I’m cold … and it’s not even winter.
(Truth in blogging requires that I reveal this photo is from outside Reno (where I moved from) not from here, the place I'm whining about.)
However, I am cold and believe the Universe is saying something to the effect of: “Your resilience muscles are flabby … time to toughen up.”
Of course, I didn’t know this when I made a sudden, spontaneous (is that redundant?) decision to uproot my just-recently-settled life in Reno and move to an RV in the mountains east of San Diego. You might think that meant I owned an RV and knew what winters were like in the Julian area. Not a chance on either count.
The Universe tricked me. I had a wild-hair idea and she kept making it easy to take the next step. I thought each step was a miracle that meant I was supposed to do this. I landed here seven weeks ago, and now know that somewhere there’s a devil-goddess doubled over in side-splitting laughter.
|This is where I really am|
Just so you have a more complete picture, I’m living in a lovely, ten year-old 37-foot fifth wheel with ALL the conveniences of a tiny home in a stunningly beautiful RV park surrounded with trees that I’ve fallen in love with.
Should be paradise, huh? I’ve written earlier about some of the issues of a mechanically-challenged woman trying to swim through a mechanical world. So far, I haven’t drowned, thanks to dozens of YouTube videos, the advice of some kind neighbors and a gosh-awful plumbing bill … and was only without a toilet for a week. Fortunately, this park has some of the cleanest facilities I’ve seen, it’s just a bit chilly to get to them.
Anyway, there’s a point to all this rambling. As it’s gotten colder, I’ve begun to balance what I love about being here with the uncertainties of dealing with weather and mechanical mysteries. Heating an RV can be budget-challenging. Trying to live within that budget resulted in waking up this morning to a 46 degree house with a reluctance to use the gold-plated furnace or space heater. Extra layers of clothing help, but it’s not like sitting in front of a roaring fireplace. At some point, I had an epiphany in the form of a question …
Who ever guaranteed that you’d always be toasty warm?
I began to think about indigenous women and pioneer women … how did they cope with winter? How did they keep their babies warm? I thought about Jeremiah Johnson (movie of same name) who wanted to be a mountain man and suffered through his own harsh learning curve of cold and hunger and being chased by people who wanted him dead. I even got around to wondering how prison camp survivors lasted sometimes for years under soul crushing conditions.
All of those people had few choices. They had to cope with what they were given, or die. Maybe that’s part of my issue: I do have choices. I could call this a mistake and go back to Reno, although there's no furniture left in that house. But, I really want to stay here and also need to respect my budget, so I get into this push-pull cycle, slogging through my own insecurities.
In the midst of this vacillation, a friend called me and started reading to me … from my own book: Gratitude Miracles. It is a gratitude journal organized around thirteen four-week cycles focused on the benefits of practicing gratitude.
Barbara said: “Listen to this … it’s from page 161 ...

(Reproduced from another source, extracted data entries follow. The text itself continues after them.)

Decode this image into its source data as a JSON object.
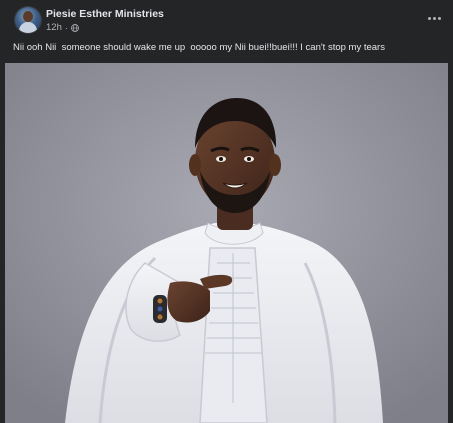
{
  "post": {
    "page_name": "Piesie Esther Ministries",
    "timestamp": "12h",
    "separator": "·",
    "audience_icon": "globe-icon",
    "more_icon": "more-options-icon",
    "text": "Nii ooh Nii  someone should wake me up  ooooo my Nii buei!!buei!!! I can't stop my tears"
  },
  "colors": {
    "background": "#242526",
    "primary_text": "#e4e6eb",
    "secondary_text": "#b0b3b8"
  }
}
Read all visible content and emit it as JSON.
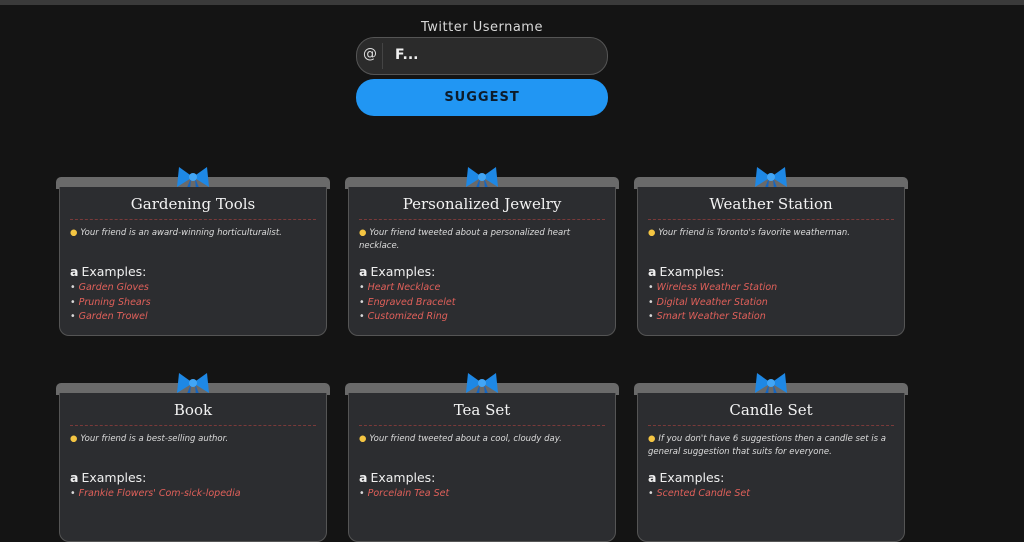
{
  "form": {
    "label": "Twitter Username",
    "at_symbol": "@",
    "username_value": "F...",
    "suggest_label": "SUGGEST"
  },
  "colors": {
    "accent": "#2196f3",
    "link": "#e0605a",
    "background": "#141414",
    "card": "#2c2d30"
  },
  "examples_heading": "Examples:",
  "cards": [
    {
      "title": "Gardening Tools",
      "reason": "Your friend is an award-winning horticulturalist.",
      "examples": [
        "Garden Gloves",
        "Pruning Shears",
        "Garden Trowel"
      ]
    },
    {
      "title": "Personalized Jewelry",
      "reason": "Your friend tweeted about a personalized heart necklace.",
      "examples": [
        "Heart Necklace",
        "Engraved Bracelet",
        "Customized Ring"
      ]
    },
    {
      "title": "Weather Station",
      "reason": "Your friend is Toronto's favorite weatherman.",
      "examples": [
        "Wireless Weather Station",
        "Digital Weather Station",
        "Smart Weather Station"
      ]
    },
    {
      "title": "Book",
      "reason": "Your friend is a best-selling author.",
      "examples": [
        "Frankie Flowers' Com-sick-lopedia"
      ]
    },
    {
      "title": "Tea Set",
      "reason": "Your friend tweeted about a cool, cloudy day.",
      "examples": [
        "Porcelain Tea Set"
      ]
    },
    {
      "title": "Candle Set",
      "reason": "If you don't have 6 suggestions then a candle set is a general suggestion that suits for everyone.",
      "examples": [
        "Scented Candle Set"
      ]
    }
  ]
}
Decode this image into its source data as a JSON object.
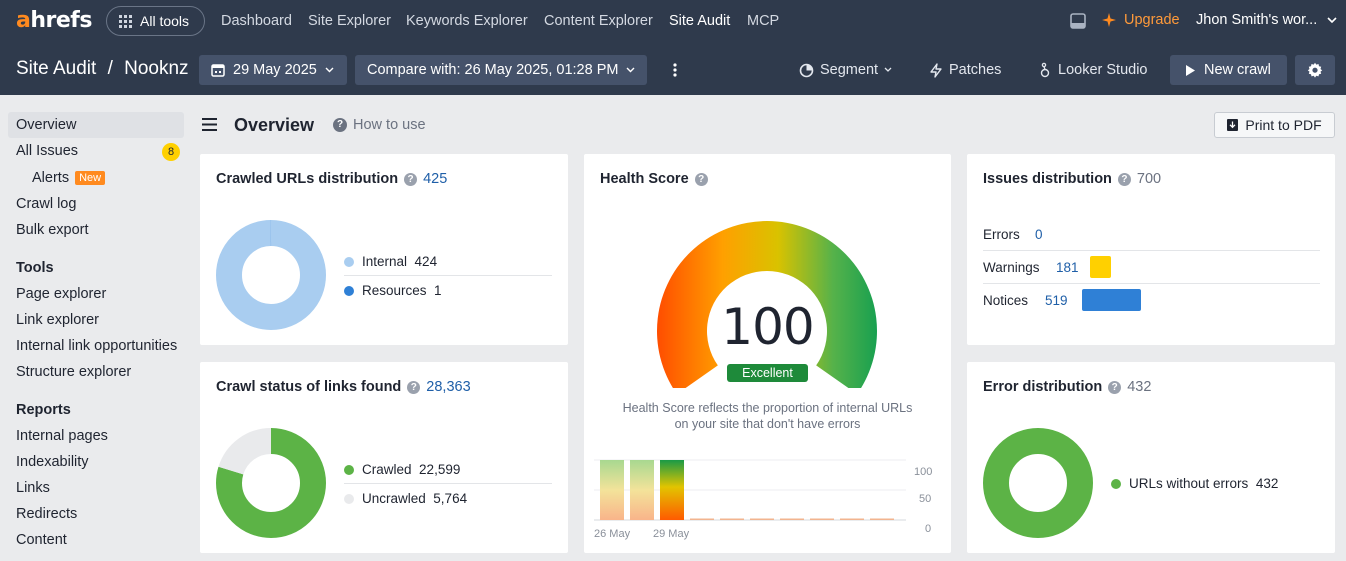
{
  "topbar": {
    "logo_a": "a",
    "logo_rest": "hrefs",
    "all_tools": "All tools",
    "nav": [
      "Dashboard",
      "Site Explorer",
      "Keywords Explorer",
      "Content Explorer",
      "Site Audit",
      "MCP"
    ],
    "upgrade": "Upgrade",
    "account": "Jhon Smith's wor..."
  },
  "subbar": {
    "title": "Site Audit",
    "sep": "/",
    "project": "Nooknz",
    "date": "29 May 2025",
    "compare": "Compare with: 26 May 2025, 01:28 PM",
    "segment": "Segment",
    "patches": "Patches",
    "looker": "Looker Studio",
    "new_crawl": "New crawl"
  },
  "sidebar": {
    "overview": "Overview",
    "all_issues": "All Issues",
    "all_issues_count": "8",
    "alerts": "Alerts",
    "alerts_badge": "New",
    "crawl_log": "Crawl log",
    "bulk_export": "Bulk export",
    "tools_head": "Tools",
    "tools": [
      "Page explorer",
      "Link explorer",
      "Internal link opportunities",
      "Structure explorer"
    ],
    "reports_head": "Reports",
    "reports": [
      "Internal pages",
      "Indexability",
      "Links",
      "Redirects",
      "Content"
    ]
  },
  "header": {
    "title": "Overview",
    "how_to": "How to use",
    "print": "Print to PDF"
  },
  "crawled": {
    "title": "Crawled URLs distribution",
    "total": "425",
    "legend": [
      {
        "label": "Internal",
        "value": "424",
        "color": "#a9cdf0"
      },
      {
        "label": "Resources",
        "value": "1",
        "color": "#2f80d6"
      }
    ],
    "values": [
      424,
      1
    ]
  },
  "crawl_status": {
    "title": "Crawl status of links found",
    "total": "28,363",
    "legend": [
      {
        "label": "Crawled",
        "value": "22,599",
        "color": "#5cb346"
      },
      {
        "label": "Uncrawled",
        "value": "5,764",
        "color": "#e9eaec"
      }
    ],
    "values": [
      22599,
      5764
    ]
  },
  "health": {
    "title": "Health Score",
    "score": "100",
    "score_value": 100,
    "badge": "Excellent",
    "desc1": "Health Score reflects the proportion of internal URLs",
    "desc2": "on your site that don't have errors",
    "y_ticks": [
      "100",
      "50",
      "0"
    ],
    "x_labels": [
      "26 May",
      "29 May"
    ],
    "bars": [
      100,
      100,
      100,
      0,
      0,
      0,
      0,
      0,
      0,
      0
    ]
  },
  "issues": {
    "title": "Issues distribution",
    "total": "700",
    "rows": [
      {
        "label": "Errors",
        "value": "0",
        "count": 0,
        "color": "#e04b3a"
      },
      {
        "label": "Warnings",
        "value": "181",
        "count": 181,
        "color": "#ffd000"
      },
      {
        "label": "Notices",
        "value": "519",
        "count": 519,
        "color": "#2f80d6"
      }
    ]
  },
  "errors": {
    "title": "Error distribution",
    "total": "432",
    "legend": [
      {
        "label": "URLs without errors",
        "value": "432",
        "color": "#5cb346"
      }
    ],
    "values": [
      432
    ]
  },
  "colors": {
    "topbar": "#2f3a4c",
    "accent": "#ff8a1f",
    "green": "#5cb346",
    "blue": "#2f80d6"
  }
}
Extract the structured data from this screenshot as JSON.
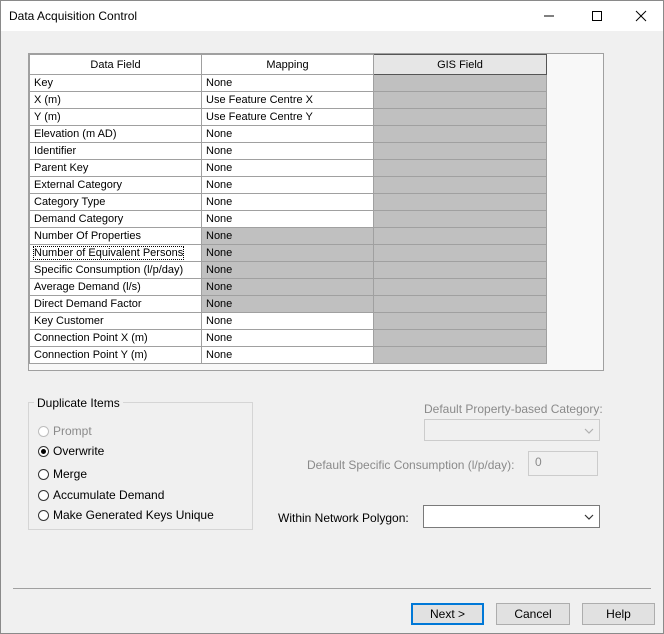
{
  "window": {
    "title": "Data Acquisition Control"
  },
  "grid": {
    "columns": [
      "Data Field",
      "Mapping",
      "GIS Field"
    ],
    "rows": [
      {
        "field": "Key",
        "mapping": "None",
        "gray": false
      },
      {
        "field": "X (m)",
        "mapping": "Use Feature Centre X",
        "gray": false
      },
      {
        "field": "Y (m)",
        "mapping": "Use Feature Centre Y",
        "gray": false
      },
      {
        "field": "Elevation (m AD)",
        "mapping": "None",
        "gray": false
      },
      {
        "field": "Identifier",
        "mapping": "None",
        "gray": false
      },
      {
        "field": "Parent Key",
        "mapping": "None",
        "gray": false
      },
      {
        "field": "External Category",
        "mapping": "None",
        "gray": false
      },
      {
        "field": "Category Type",
        "mapping": "None",
        "gray": false
      },
      {
        "field": "Demand Category",
        "mapping": "None",
        "gray": false
      },
      {
        "field": "Number Of Properties",
        "mapping": "None",
        "gray": true
      },
      {
        "field": "Number of Equivalent Persons",
        "mapping": "None",
        "gray": true
      },
      {
        "field": "Specific Consumption (l/p/day)",
        "mapping": "None",
        "gray": true
      },
      {
        "field": "Average Demand (l/s)",
        "mapping": "None",
        "gray": true
      },
      {
        "field": "Direct Demand Factor",
        "mapping": "None",
        "gray": true
      },
      {
        "field": "Key Customer",
        "mapping": "None",
        "gray": false
      },
      {
        "field": "Connection Point X (m)",
        "mapping": "None",
        "gray": false
      },
      {
        "field": "Connection Point Y (m)",
        "mapping": "None",
        "gray": false
      }
    ]
  },
  "duplicates": {
    "label": "Duplicate Items",
    "options": {
      "prompt": "Prompt",
      "overwrite": "Overwrite",
      "merge": "Merge",
      "accumulate": "Accumulate Demand",
      "unique": "Make Generated Keys Unique"
    },
    "selected": "Overwrite"
  },
  "defaults": {
    "category_label": "Default Property-based Category:",
    "category_value": "",
    "consumption_label": "Default Specific Consumption (l/p/day):",
    "consumption_value": "0"
  },
  "polygon": {
    "label": "Within Network Polygon:",
    "value": ""
  },
  "buttons": {
    "next": "Next >",
    "cancel": "Cancel",
    "help": "Help"
  },
  "colors": {
    "default_button_border": "#0078d7",
    "disabled_cell": "#c0c0c0"
  }
}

Robert Emmons, the world’s leading scientific expert on gratitude says that, in troubling times, “not only will a grateful attitude help — it is essential. In fact, it is precisely under crisis conditions when we have the most to gain by a grateful perspective on life. In the face of demoralization, gratitude has the power to energize. In the face of brokenness, gratitude has the power to heal. In the face of despair, gratitude has the power to bring hope. In other words words, gratitude can help us cope with hard times.”
She went on to insist that I should get the book out into the world because people needed to be practicing gratitude, especially in this time of a pandemic and so much political turmoil. (Actually, the journal is available on amazon.com
I agreed and thought I needed to be the first person in line for it. While I’ve developed an attitude of gratitude, I haven’t been officially practicing it, so I brought out a copy and turned to page 161, which is part of the benefit cycle of Resilience. What I read launched my third journey through this journal, starting with Week 1 of Cycle 10: Gratitude Strengthens Resilience.
Already, I feel gratitude shifting my mind. I recognize that I have slipped into a mindset of not having enough, not being enough. This morning when I opened the door of my RV, I felt warm sunshine. It was still chilly but as I walked through the park, my spirit soared and I thought: I can solve these issues. I can stay warm enough (although maybe not my preferred 70-degrees); I can learn to deal with my RV issues and be smart about how I use my resources.
All of this stuff is just falling leaves, changing of seasons. I can stay in this place that feeds my spirit ... or I can decide to do something else. It's my choice and I will be grateful for whatever comes, including the lessons that build my resilience.